Sul caso dell’imprenditore Genovese e della ragazza diciottenne che lo accusa di stupro e violenze, mi è capitato di discutere animatamente con un paio di amici. Non conosco che per sommi capi la vicenda in questione ma mi è sembrata interessante per innescare una riflessione più ampia. Il motivo del contendere era legato al classico argomento del “in fondo se l’è cercata”, declinato nelle sue varianti “vestiva in maniera provocante” “si atteggiava a zoccola”, “su instagram pubblica foto da pornodiva” et cetera et cetera…
Lo stupro e la violenza andrebbero condannati senza se e senza ma, come si suol dire. E, cionondimeno, un “ma” forse andrebbe introdotto nella considerazione su quanto successo, se non altro per comprenderne meglio gli aspetti di complessità, pur rendendomi perfettamente conto della scivolosità della questione. Qual è il confine tra i regimi mediatici della finzione e/o delle fantasie sessuali che albergano in ognuno di noi e ciò che facciamo davvero nella realtà che abitiamo quotidianamente? Se su youporn, che immagino sia un portale totalmente in regola da un punto di vista giuridico e vigilato dalle autorità di controllo competenti, esistono delle specifiche categorie in cui vengono messi in scena degli stupri o dei rapporti sessuali particolarmente violenti, perché la visione di quelle perversioni, comodamente accessibili a bambini di 10 anni, non ci indigna allo stesso modo di uno stupro reale? Non diffondono un modello morale altrettanto ripugnante? La persona che fruisce di un contenuto di finzione basato su uno stupro o su della pedopornografia con degli attori/attrici che sembrano bambini non dovrebbe essere considerata alla stregua del Genovese di turno?
No, si dirà. Quella è, appunto, finzione e le persone riprese sono consenzienti. Se una vuole farsi pestare a sangue perché la cosa la eccita, che male c’è? Ma come facciamo a sapere che lo stupro che stiamo vedendo è davvero finzionale, visto che i video di youporn comprendono anche, se non soprattutto, contribuiti di privati cittadini, spesso provenienti da parti disgraziate del mondo, che cedono i diritti di sfruttamento dei loro filmati domestici? E poi: chi è che firma quelle liberatorie? Lui? Lei? Entrambi? E i video diffusi vengono realizzati per semplice esibizionismo o anche per condizioni di necessità economica? E quante migliaia di uomini/donne che hanno realizzato e diffuso dei video porno amatoriali si sono poi drammaticamente pentiti di quello che, magari in un momento di debolezza o di euforia, hanno scelto di fare?
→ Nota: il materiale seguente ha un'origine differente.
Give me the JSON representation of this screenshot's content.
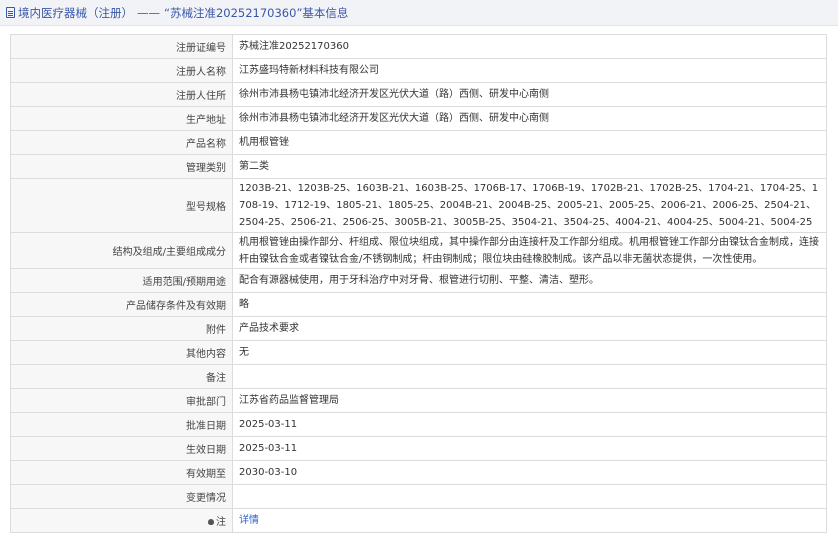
{
  "breadcrumb": {
    "category": "境内医疗器械（注册）",
    "separator": "——",
    "record": "“苏械注准20252170360”基本信息"
  },
  "fields": {
    "reg_no": {
      "label": "注册证编号",
      "value": "苏械注准20252170360"
    },
    "registrant": {
      "label": "注册人名称",
      "value": "江苏盛玛特新材料科技有限公司"
    },
    "address": {
      "label": "注册人住所",
      "value": "徐州市沛县杨屯镇沛北经济开发区光伏大道（路）西侧、研发中心南侧"
    },
    "prod_address": {
      "label": "生产地址",
      "value": "徐州市沛县杨屯镇沛北经济开发区光伏大道（路）西侧、研发中心南侧"
    },
    "product_name": {
      "label": "产品名称",
      "value": "机用根管锉"
    },
    "category": {
      "label": "管理类别",
      "value": "第二类"
    },
    "models": {
      "label": "型号规格",
      "value": "1203B-21、1203B-25、1603B-21、1603B-25、1706B-17、1706B-19、1702B-21、1702B-25、1704-21、1704-25、1708-19、1712-19、1805-21、1805-25、2004B-21、2004B-25、2005-21、2005-25、2006-21、2006-25、2504-21、2504-25、2506-21、2506-25、3005B-21、3005B-25、3504-21、3504-25、4004-21、4004-25、5004-21、5004-25"
    },
    "structure": {
      "label": "结构及组成/主要组成成分",
      "value": "机用根管锉由操作部分、杆组成、限位块组成，其中操作部分由连接杆及工作部分组成。机用根管锉工作部分由镍钛合金制成，连接杆由镍钛合金或者镍钛合金/不锈钢制成；杆由铜制成；限位块由硅橡胶制成。该产品以非无菌状态提供，一次性使用。"
    },
    "usage": {
      "label": "适用范围/预期用途",
      "value": "配合有源器械使用，用于牙科治疗中对牙骨、根管进行切削、平整、清洁、塑形。"
    },
    "storage": {
      "label": "产品储存条件及有效期",
      "value": "略"
    },
    "attachment": {
      "label": "附件",
      "value": "产品技术要求"
    },
    "other": {
      "label": "其他内容",
      "value": "无"
    },
    "remark": {
      "label": "备注",
      "value": ""
    },
    "approver": {
      "label": "审批部门",
      "value": "江苏省药品监督管理局"
    },
    "approval_date": {
      "label": "批准日期",
      "value": "2025-03-11"
    },
    "effective_date": {
      "label": "生效日期",
      "value": "2025-03-11"
    },
    "expiry_date": {
      "label": "有效期至",
      "value": "2030-03-10"
    },
    "changes": {
      "label": "变更情况",
      "value": ""
    },
    "note": {
      "label": "注",
      "value": "详情"
    }
  }
}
E allora, allo stesso modo, la ragazza maggiorenne che va a una festa notoriamente basata sull’uso di droghe e sul sesso estremo e che il giorno dopo si risveglia ammanettata ad un letto forse qualche minima responsabilità ce l’ha, così come non è esente da colpe la società civile che l’ha educata, se non altro da un punto di vista culturale.
Quello che possiamo volere da sobri potrebbe essere molto da diverso da ciò che potremmo desiderare strafatti di cocaina e eccitati dalla lascivia dell’ambiente in cui ci troviamo e avremmo dovuto probabilmente metterlo in preventivo. Immagino che la tesi difensiva di Genovese sarà che la ragazza abbia scelto liberamente di praticare la sua fantasia sessuale slave-master e che tutti i suoi ospiti fossero consapevoli di cosa succedeva alle sue feste. E in effetti: come si stabiliscono retrospettivamente i confini dell’intenzione e del consenso?
Come facciamo a sapere che quella violenza non facesse parte di una fantasia sessuale-messa in scena, almeno in parte concordata, per quanto uno possa dirsi cosciente di qualcosa in una condizione di totale alterazione psicofisica?